Friday, December 9, 2011
Jealous much?
Ok so I have began going to the gym everyday early in the morning. It's not busy and I get my pick of the equipment. It's very nice and I really hope to do well with it. I tried the every other weekday thing. Just wasn't habit forming enough to convince me to get up early every day. Now my body is beginning to form a habit of waking up on it's own. Got the idea from my neighbor who goes everyday and he is losing weight!
Anyway that has nothing to do with jealousy. But since I am on the tread mill I listen to podcasts and listened to once from Andy Stanley about being jealous. Well while he started talking about it my mind went exactly where all our minds go. "I'm not jealous but I know who is." Of course that was quickly addressed and I knew that was not why I was listening. So I quickly force myself to look inward (which wasn't easy). But I quickly found myself seeing things I didn't like as Andy began describing some ways to measure jealousy. Now hold on because this is where it becomes difficult.

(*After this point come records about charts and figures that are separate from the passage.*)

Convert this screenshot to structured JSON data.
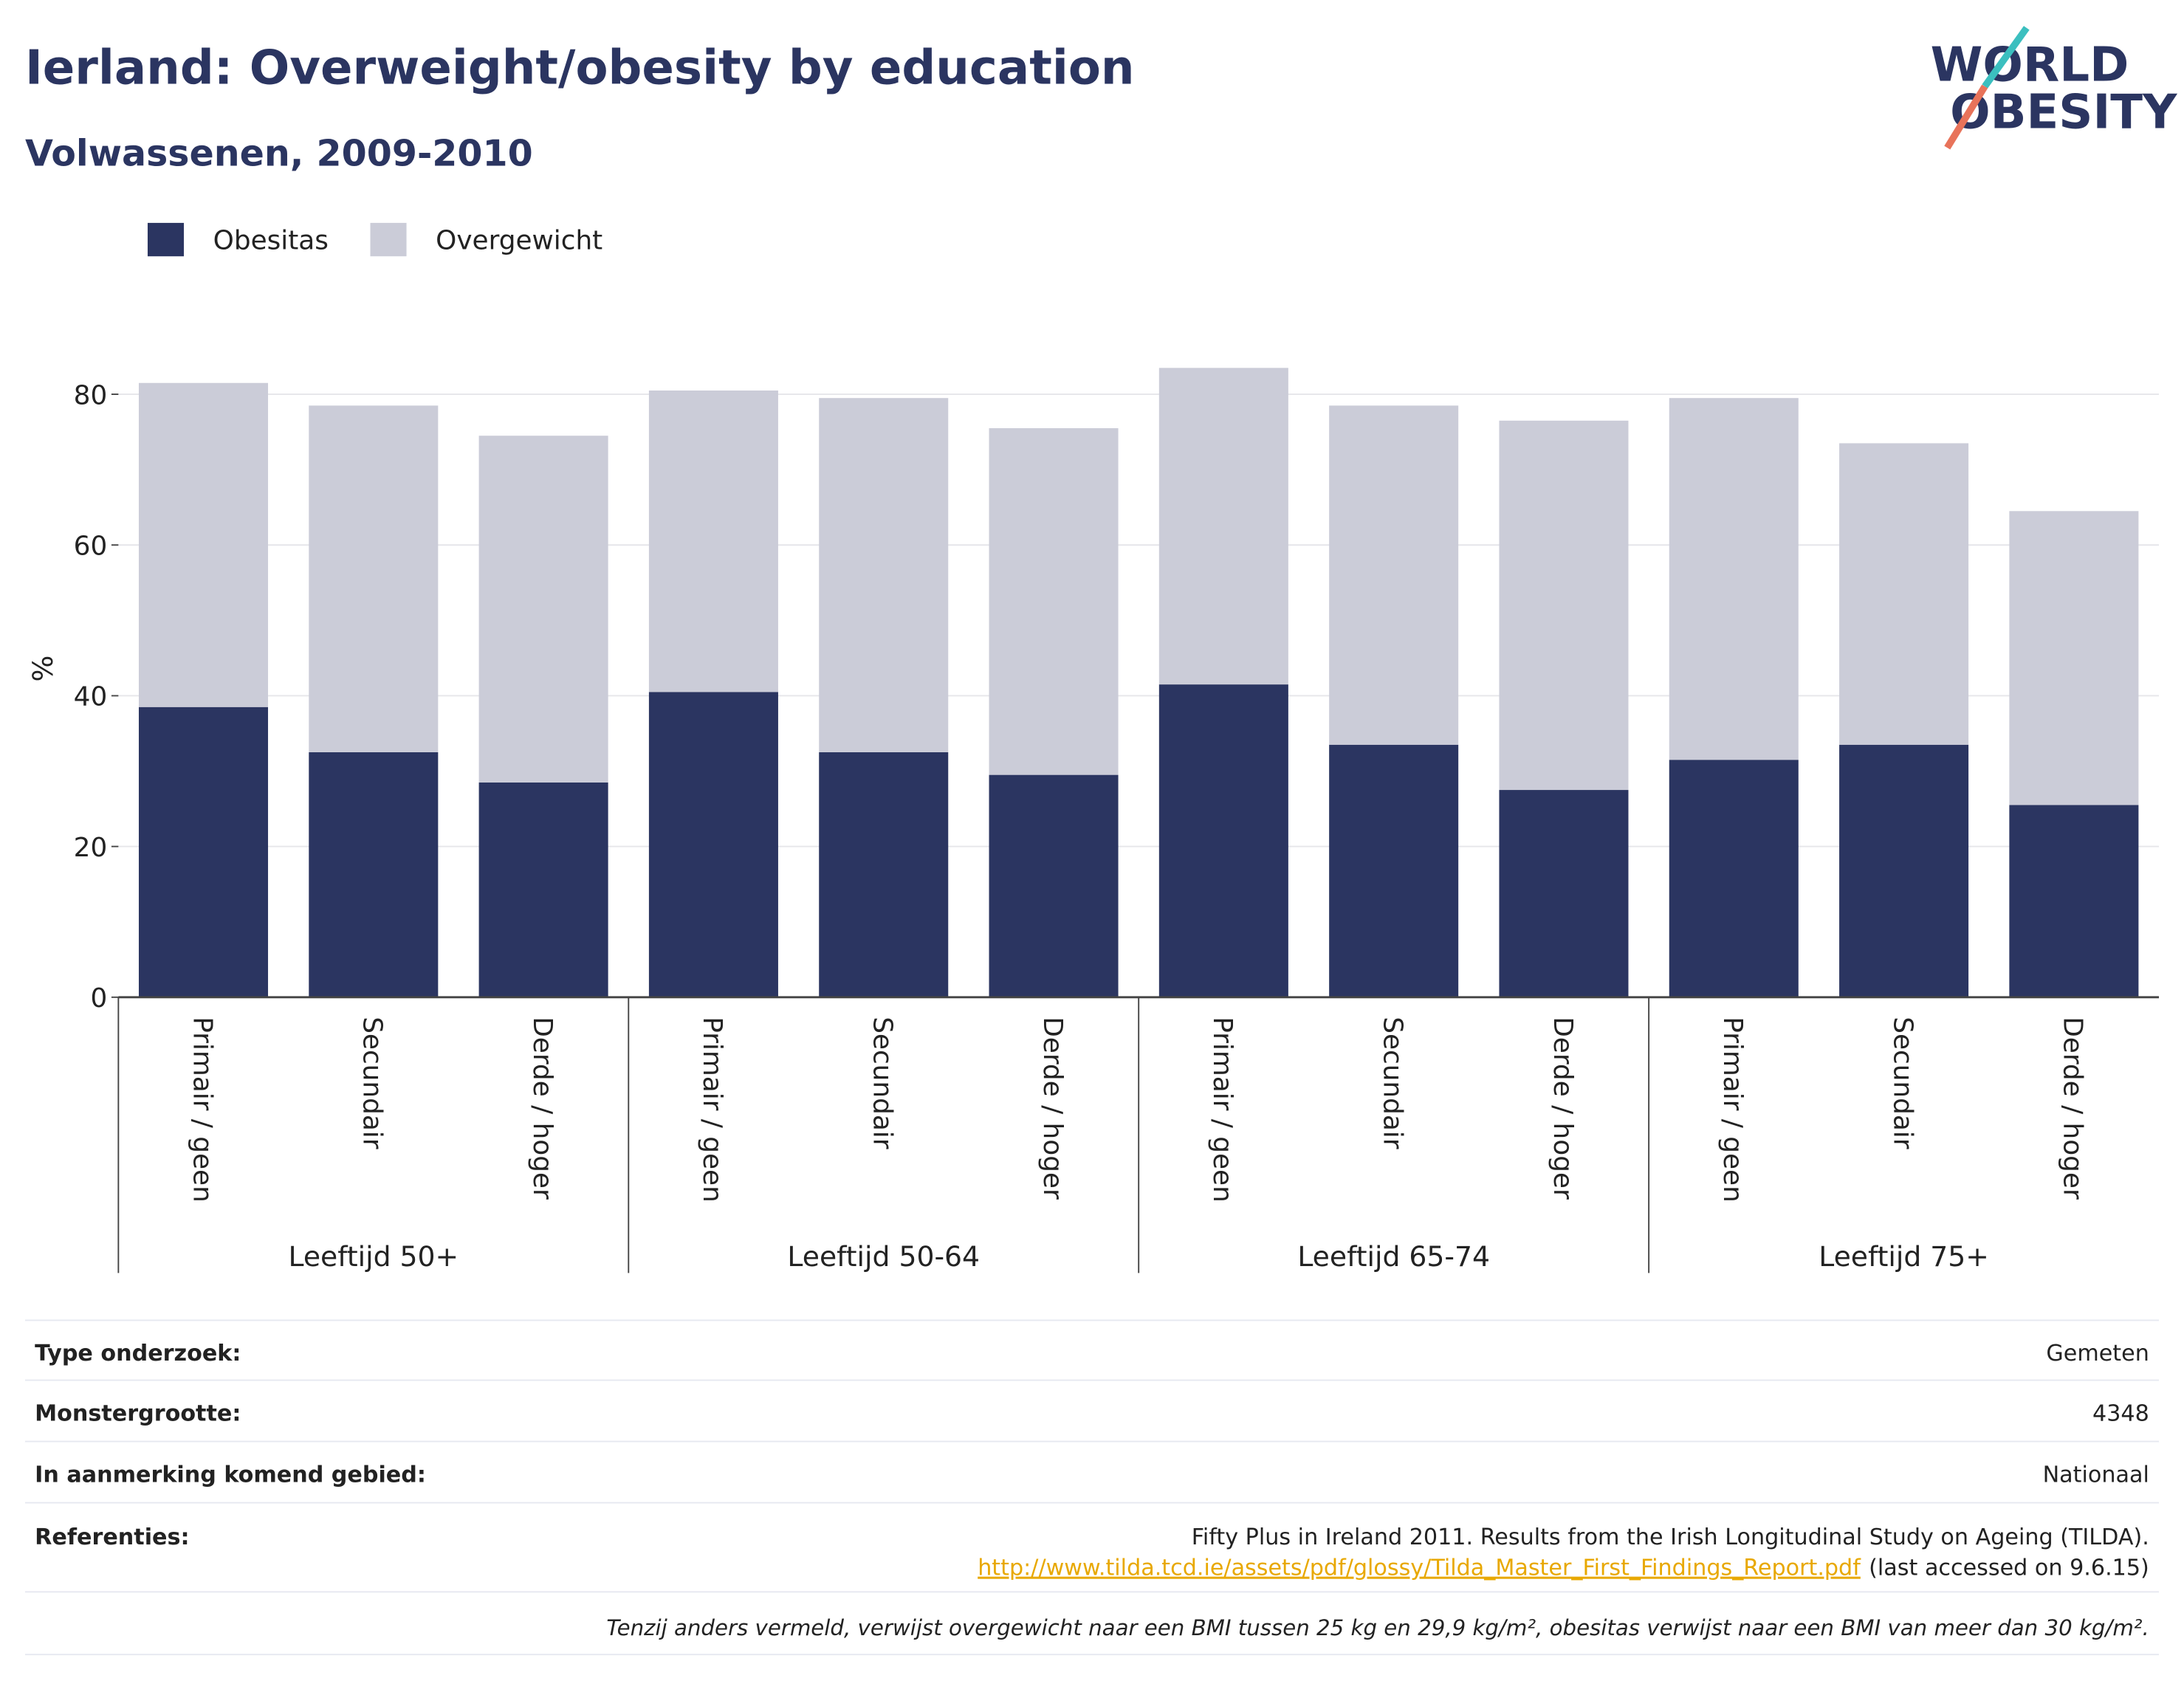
{
  "chart_data": {
    "type": "stacked-bar",
    "title": "Ierland: Overweight/obesity by education",
    "subtitle": "Volwassenen, 2009-2010",
    "y_label": "%",
    "groups": [
      {
        "name": "Leeftijd 50+",
        "categories": [
          "Primair / geen",
          "Secundair",
          "Derde / hoger"
        ]
      },
      {
        "name": "Leeftijd 50-64",
        "categories": [
          "Primair / geen",
          "Secundair",
          "Derde / hoger"
        ]
      },
      {
        "name": "Leeftijd 65-74",
        "categories": [
          "Primair / geen",
          "Secundair",
          "Derde / hoger"
        ]
      },
      {
        "name": "Leeftijd 75+",
        "categories": [
          "Primair / geen",
          "Secundair",
          "Derde / hoger"
        ]
      }
    ],
    "series": [
      {
        "name": "Obesitas",
        "color": "#2b3561",
        "values": [
          38.5,
          32.5,
          28.5,
          40.5,
          32.5,
          29.5,
          41.5,
          33.5,
          27.5,
          31.5,
          33.5,
          25.5
        ]
      },
      {
        "name": "Overgewicht",
        "color": "#cbccd8",
        "values": [
          43,
          46,
          46,
          40,
          47,
          46,
          42,
          45,
          49,
          48,
          40,
          39
        ]
      }
    ],
    "ylim": [
      0,
      85
    ],
    "yticks": [
      0,
      20,
      40,
      60,
      80
    ],
    "grid": true,
    "legend": "top-left"
  },
  "logo": {
    "line1": "WORLD",
    "line2": "OBESITY"
  },
  "info": {
    "rows": [
      {
        "label": "Type onderzoek:",
        "value": "Gemeten"
      },
      {
        "label": "Monstergrootte:",
        "value": "4348"
      },
      {
        "label": "In aanmerking komend gebied:",
        "value": "Nationaal"
      }
    ],
    "references": {
      "label": "Referenties:",
      "text": "Fifty Plus in Ireland 2011. Results from the Irish Longitudinal Study on Ageing (TILDA).",
      "url": "http://www.tilda.tcd.ie/assets/pdf/glossy/Tilda_Master_First_Findings_Report.pdf",
      "note": "(last accessed on 9.6.15)"
    },
    "footnote": "Tenzij anders vermeld, verwijst overgewicht naar een BMI tussen 25 kg en 29,9 kg/m², obesitas verwijst naar een BMI van meer dan 30 kg/m²."
  }
}
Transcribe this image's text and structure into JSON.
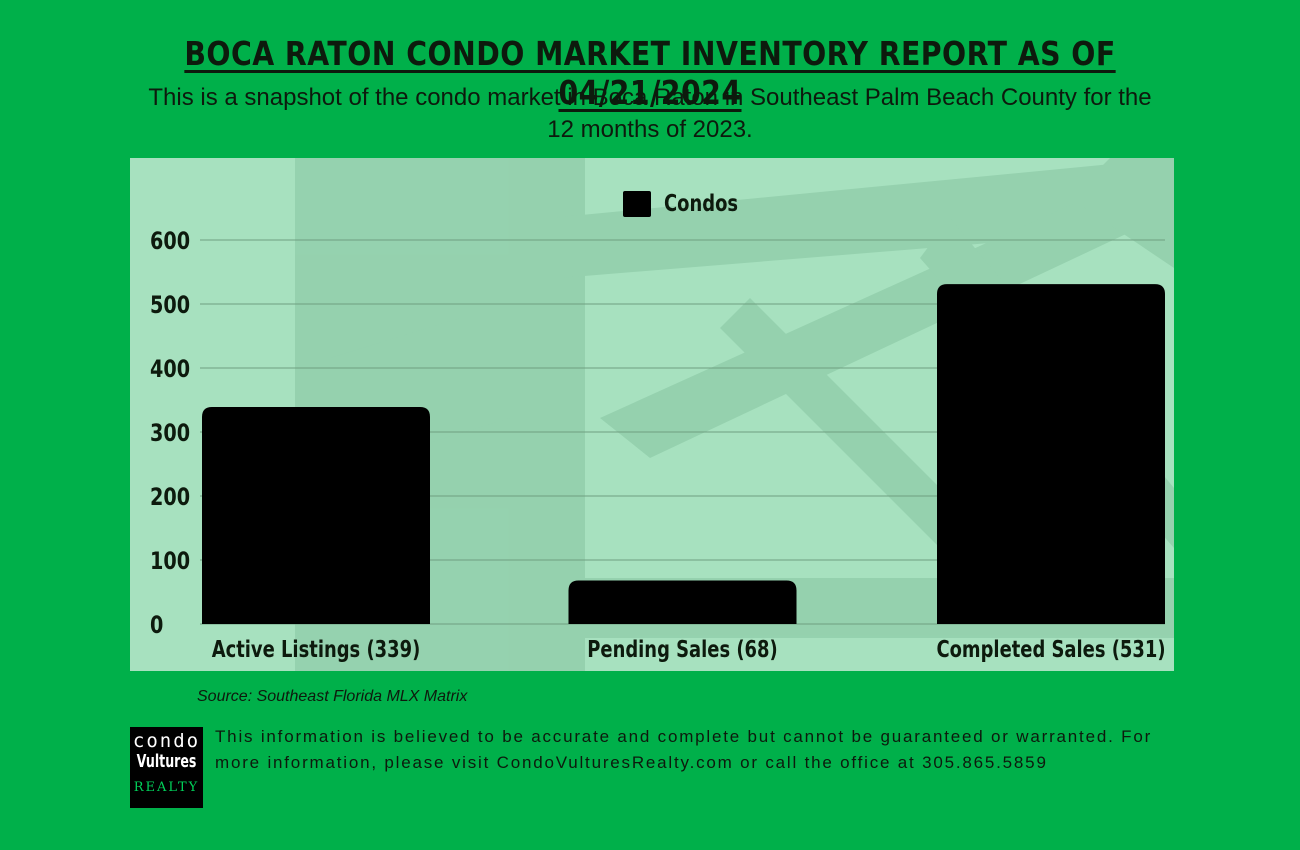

What do I celebrate? Do I celebrate the failures of others that help me look better when they "appear" much better than I? I say "appear" because that is what jealousy comes out of. We are worried about appearances and superficial things. Also our jealousy comes from our own perspective of what we have or may not have. Chances are that person may find you to be much more blessed from their perspective. So do I wish and hope for days I get to look better than someone else? Do I quietly celebrate the fall of another because it makes me feel better and makes me "think" others perceive me as better because of someone else's failure? Do I ever wish I had what someone else has?
I don't know about you but this is an eye opener for me. How I need to keep watch over myself and guard my heart and mind against jealousy. Lord please forgive my jealous heart and thoughts.
What to do? Andy recommends celebrating everything you can about others. Do it out loud even if it doesn't feel right. You exercise despite the fact you don't feel like it. Well, exercise you way out of jealousy. I know I really don't want to see others fail I want to see everyone succeed, I just need to don't ever take it personal and worry how it makes me look. Just let others look good!